Published : Jun 11, 2014 12:30 IST

A female Aedes aegypti mosquito. It carries such potentially deadly diseases as dengue, chikungunya and yellow fever.

BRAZILIAN medical researchers have assessed the potential for a dengue epidemic during the World Cup football tournament (June 12-July 13). With more than a million spectators expected to travel among the 12 cities in Brazil where the matches will be played, the risk of the mosquito-transmitted disease dengue fever is a concern. Using a probabilistic forecast of dengue risk for the 553 micro regions of Brazil, the scientists were able to give risk level warnings for the 12 cities. The work has been reported in the latest issue of Lancet Infectious Diseases.

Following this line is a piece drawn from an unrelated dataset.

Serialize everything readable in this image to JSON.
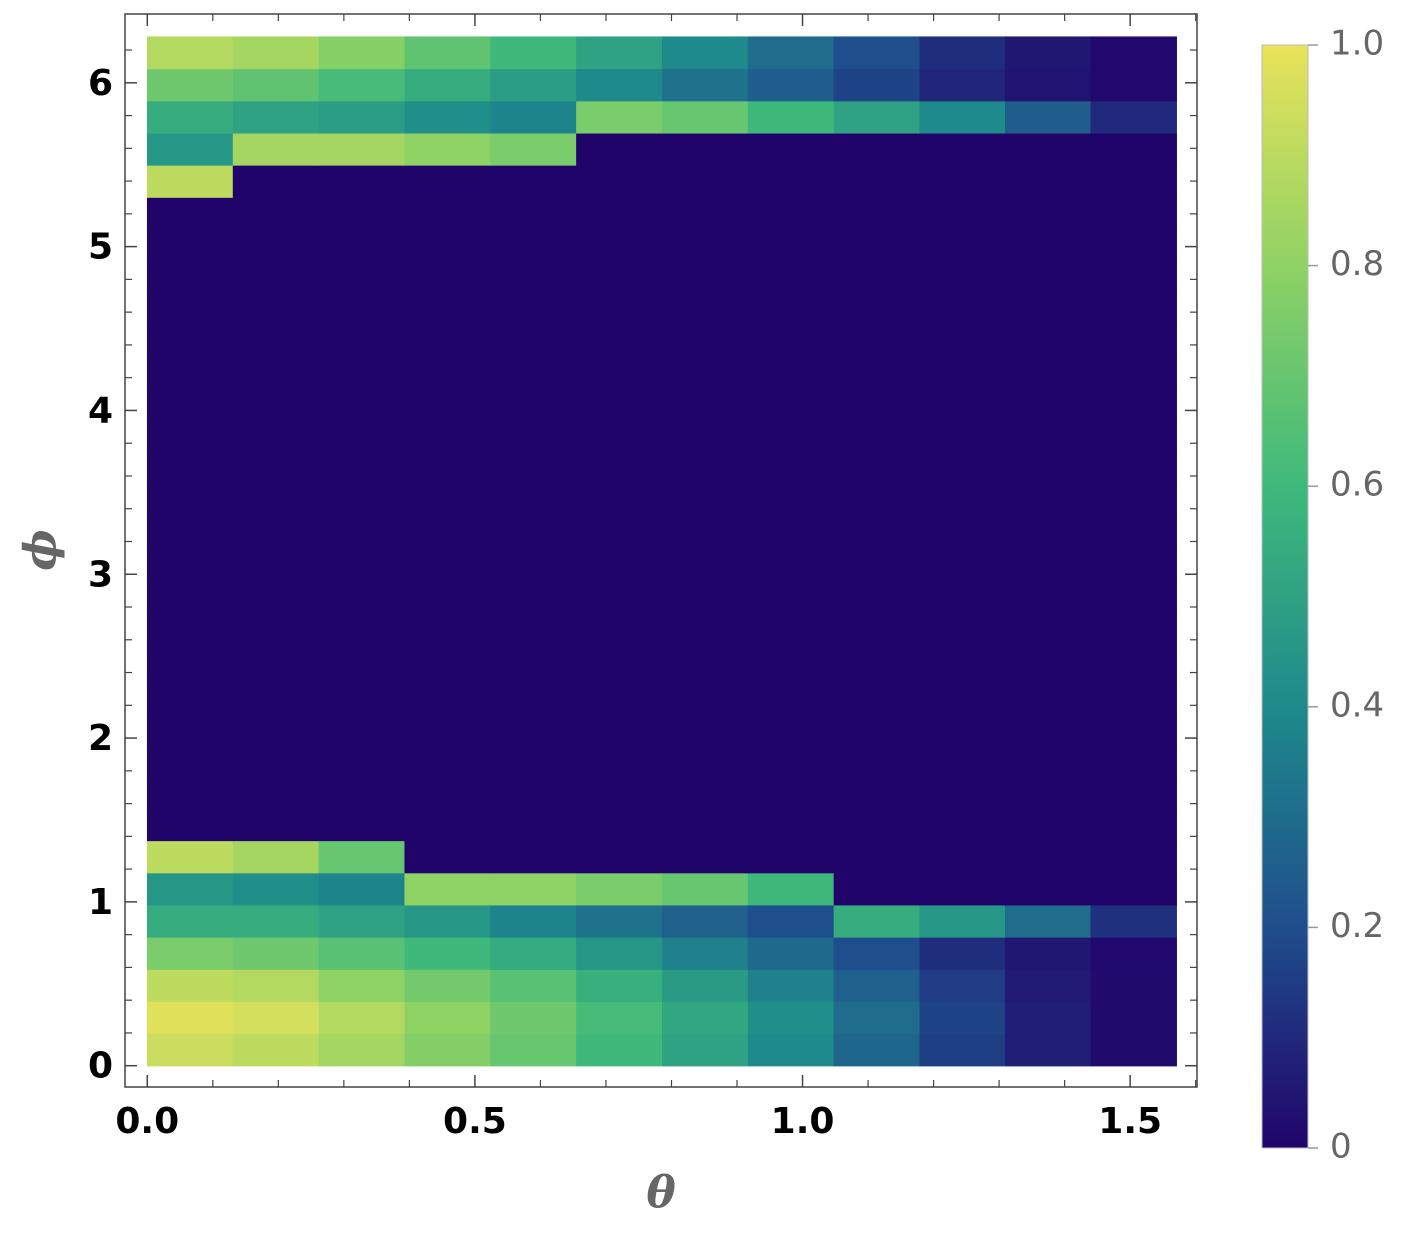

The researchers obtained real-time seasonal climate forecasts from several international sources (European Centre for Medium-Range Weather Forecasts; the Met Office, United Kingdom; and Meteo-France) and Brazil’s Centro de Previsao de Tempo e Estudos Climaticos and the observed dengue epidemiological situation in Brazil at the forecast issue date as provided by the Brazilian Ministry of Health. Using this information, they devised a statistical modelling framework that enabled dengue warnings to be made three months ahead. By assessing the past performance of the forecasting system using observed dengue incidence rates for June 2000-13, they identified optimum trigger alert thresholds for medium-risk and high-risk dengue scenarios.

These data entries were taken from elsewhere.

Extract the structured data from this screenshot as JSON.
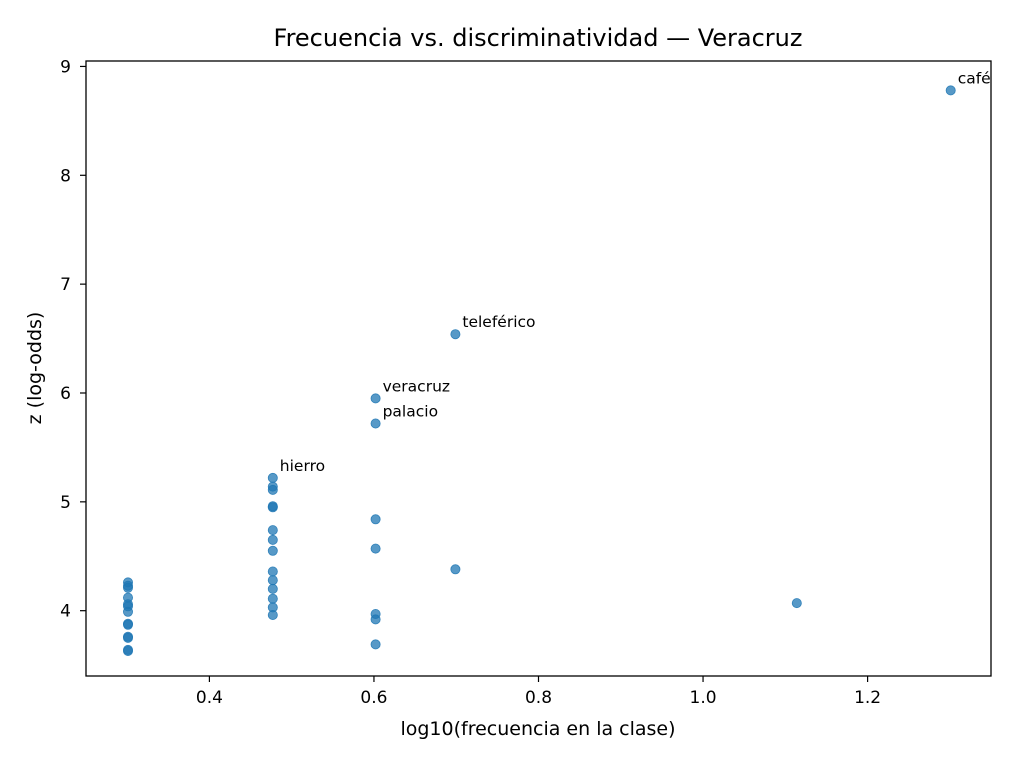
{
  "chart_data": {
    "type": "scatter",
    "title": "Frecuencia vs. discriminatividad — Veracruz",
    "xlabel": "log10(frecuencia en la clase)",
    "ylabel": "z (log-odds)",
    "xlim": [
      0.25,
      1.35
    ],
    "ylim": [
      3.4,
      9.05
    ],
    "xticks": [
      0.4,
      0.6,
      0.8,
      1.0,
      1.2
    ],
    "xtick_labels": [
      "0.4",
      "0.6",
      "0.8",
      "1.0",
      "1.2"
    ],
    "yticks": [
      4,
      5,
      6,
      7,
      8,
      9
    ],
    "ytick_labels": [
      "4",
      "5",
      "6",
      "7",
      "8",
      "9"
    ],
    "grid": false,
    "point_color": "#1f77b4",
    "points": [
      {
        "x": 0.301,
        "y": 4.26
      },
      {
        "x": 0.301,
        "y": 4.23
      },
      {
        "x": 0.301,
        "y": 4.21
      },
      {
        "x": 0.301,
        "y": 4.12
      },
      {
        "x": 0.301,
        "y": 4.06
      },
      {
        "x": 0.301,
        "y": 4.04
      },
      {
        "x": 0.301,
        "y": 3.99
      },
      {
        "x": 0.301,
        "y": 3.88
      },
      {
        "x": 0.301,
        "y": 3.87
      },
      {
        "x": 0.301,
        "y": 3.76
      },
      {
        "x": 0.301,
        "y": 3.75
      },
      {
        "x": 0.301,
        "y": 3.64
      },
      {
        "x": 0.301,
        "y": 3.63
      },
      {
        "x": 0.477,
        "y": 5.22
      },
      {
        "x": 0.477,
        "y": 5.14
      },
      {
        "x": 0.477,
        "y": 5.11
      },
      {
        "x": 0.477,
        "y": 4.96
      },
      {
        "x": 0.477,
        "y": 4.95
      },
      {
        "x": 0.477,
        "y": 4.74
      },
      {
        "x": 0.477,
        "y": 4.65
      },
      {
        "x": 0.477,
        "y": 4.55
      },
      {
        "x": 0.477,
        "y": 4.36
      },
      {
        "x": 0.477,
        "y": 4.28
      },
      {
        "x": 0.477,
        "y": 4.2
      },
      {
        "x": 0.477,
        "y": 4.11
      },
      {
        "x": 0.477,
        "y": 4.03
      },
      {
        "x": 0.477,
        "y": 3.96
      },
      {
        "x": 0.602,
        "y": 5.95
      },
      {
        "x": 0.602,
        "y": 5.72
      },
      {
        "x": 0.602,
        "y": 4.84
      },
      {
        "x": 0.602,
        "y": 4.57
      },
      {
        "x": 0.602,
        "y": 3.97
      },
      {
        "x": 0.602,
        "y": 3.92
      },
      {
        "x": 0.602,
        "y": 3.69
      },
      {
        "x": 0.699,
        "y": 6.54
      },
      {
        "x": 0.699,
        "y": 4.38
      },
      {
        "x": 1.114,
        "y": 4.07
      },
      {
        "x": 1.301,
        "y": 8.78
      }
    ],
    "annotations": [
      {
        "text": "café",
        "x": 1.301,
        "y": 8.78
      },
      {
        "text": "teleférico",
        "x": 0.699,
        "y": 6.54
      },
      {
        "text": "veracruz",
        "x": 0.602,
        "y": 5.95
      },
      {
        "text": "palacio",
        "x": 0.602,
        "y": 5.72
      },
      {
        "text": "hierro",
        "x": 0.477,
        "y": 5.22
      }
    ]
  }
}
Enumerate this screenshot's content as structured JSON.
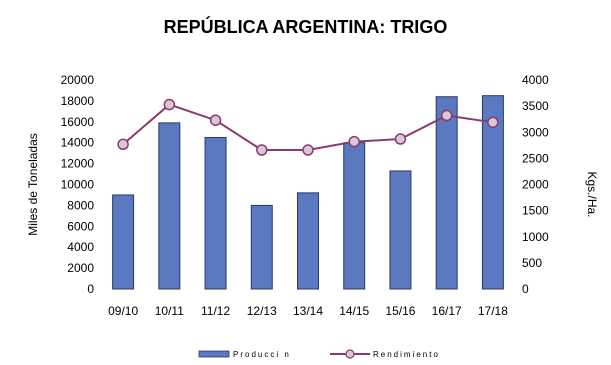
{
  "chart_data": {
    "type": "bar",
    "title": "REPÚBLICA ARGENTINA: TRIGO",
    "ylabel": "Miles de Toneladas",
    "y2label": "Kgs./Ha.",
    "categories": [
      "09/10",
      "10/11",
      "11/12",
      "12/13",
      "13/14",
      "14/15",
      "15/16",
      "16/17",
      "17/18"
    ],
    "ylim": [
      0,
      20000
    ],
    "yticks": [
      0,
      2000,
      4000,
      6000,
      8000,
      10000,
      12000,
      14000,
      16000,
      18000,
      20000
    ],
    "y2lim": [
      0,
      4000
    ],
    "y2ticks": [
      0,
      500,
      1000,
      1500,
      2000,
      2500,
      3000,
      3500,
      4000
    ],
    "grid": false,
    "legend_position": "bottom",
    "series": [
      {
        "name": "Producci n",
        "type": "bar",
        "axis": "left",
        "color": "#5b79c0",
        "values": [
          9000,
          15900,
          14500,
          8000,
          9200,
          14000,
          11300,
          18400,
          18500
        ]
      },
      {
        "name": "Rendimiento",
        "type": "line",
        "axis": "right",
        "color": "#8b3a6e",
        "values": [
          2770,
          3530,
          3230,
          2660,
          2660,
          2820,
          2870,
          3320,
          3190
        ]
      }
    ]
  }
}
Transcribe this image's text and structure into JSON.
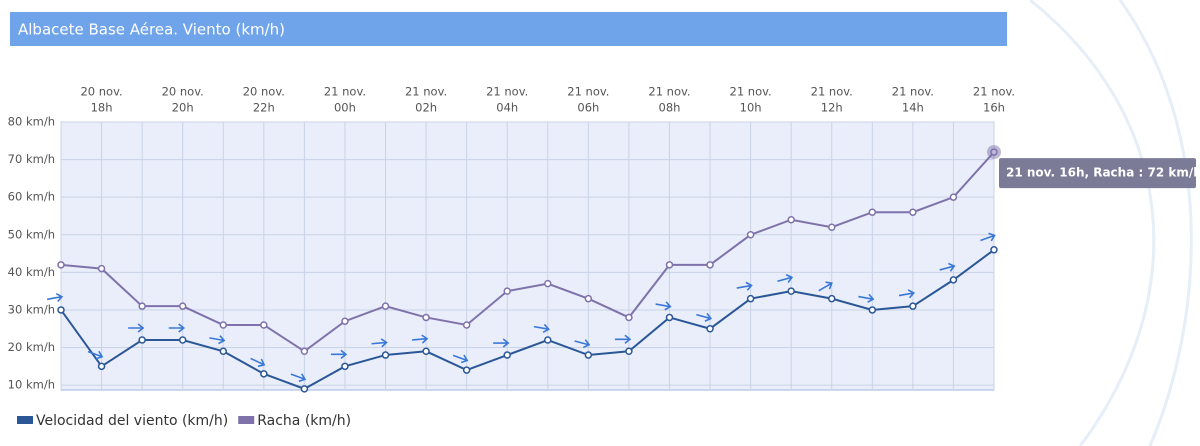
{
  "chart_data": {
    "type": "line",
    "title": "Albacete Base Aérea. Viento (km/h)",
    "categories": [
      null,
      [
        "20 nov.",
        "18h"
      ],
      null,
      [
        "20 nov.",
        "20h"
      ],
      null,
      [
        "20 nov.",
        "22h"
      ],
      null,
      [
        "21 nov.",
        "00h"
      ],
      null,
      [
        "21 nov.",
        "02h"
      ],
      null,
      [
        "21 nov.",
        "04h"
      ],
      null,
      [
        "21 nov.",
        "06h"
      ],
      null,
      [
        "21 nov.",
        "08h"
      ],
      null,
      [
        "21 nov.",
        "10h"
      ],
      null,
      [
        "21 nov.",
        "12h"
      ],
      null,
      [
        "21 nov.",
        "14h"
      ],
      null,
      [
        "21 nov.",
        "16h"
      ]
    ],
    "series": [
      {
        "name": "Velocidad del viento (km/h)",
        "color": "#2b5797",
        "values": [
          30,
          15,
          22,
          22,
          19,
          13,
          9,
          15,
          18,
          19,
          14,
          18,
          22,
          18,
          19,
          28,
          25,
          33,
          35,
          33,
          30,
          31,
          38,
          46
        ],
        "direction_arrows": [
          -10,
          20,
          0,
          0,
          10,
          25,
          20,
          0,
          -5,
          -5,
          20,
          0,
          10,
          15,
          0,
          10,
          15,
          -10,
          -15,
          -30,
          10,
          -10,
          -15,
          -20
        ]
      },
      {
        "name": "Racha (km/h)",
        "color": "#7f72aa",
        "values": [
          42,
          41,
          31,
          31,
          26,
          26,
          19,
          27,
          31,
          28,
          26,
          35,
          37,
          33,
          28,
          42,
          42,
          50,
          54,
          52,
          56,
          56,
          60,
          72
        ]
      }
    ],
    "ylim": [
      8.7,
      80
    ],
    "yticks": [
      {
        "value": 10,
        "label": "10 km/h"
      },
      {
        "value": 20,
        "label": "20 km/h"
      },
      {
        "value": 30,
        "label": "30 km/h"
      },
      {
        "value": 40,
        "label": "40 km/h"
      },
      {
        "value": 50,
        "label": "50 km/h"
      },
      {
        "value": 60,
        "label": "60 km/h"
      },
      {
        "value": 70,
        "label": "70 km/h"
      },
      {
        "value": 80,
        "label": "80 km/h"
      }
    ],
    "grid": true,
    "legend": "bottom-left",
    "tooltip": "21 nov. 16h, Racha : 72 km/h"
  }
}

Their findings for June 2014 showed that dengue risk was likely to be low in the host cities of Brasília, Cuiaba, Curitiba, Porto Alegre and Sao Paulo and medium in Rio de Janeiro, Belo Horizonte, Salvador and Manaus. High-risk alerts were triggered for the north-eastern cities of Recife (19 per cent), Fortaleza (46 per cent) and Natal (48 per cent). According to the researchers, for these high-risk areas, particularly Natal, the forecasting system did well for previous years.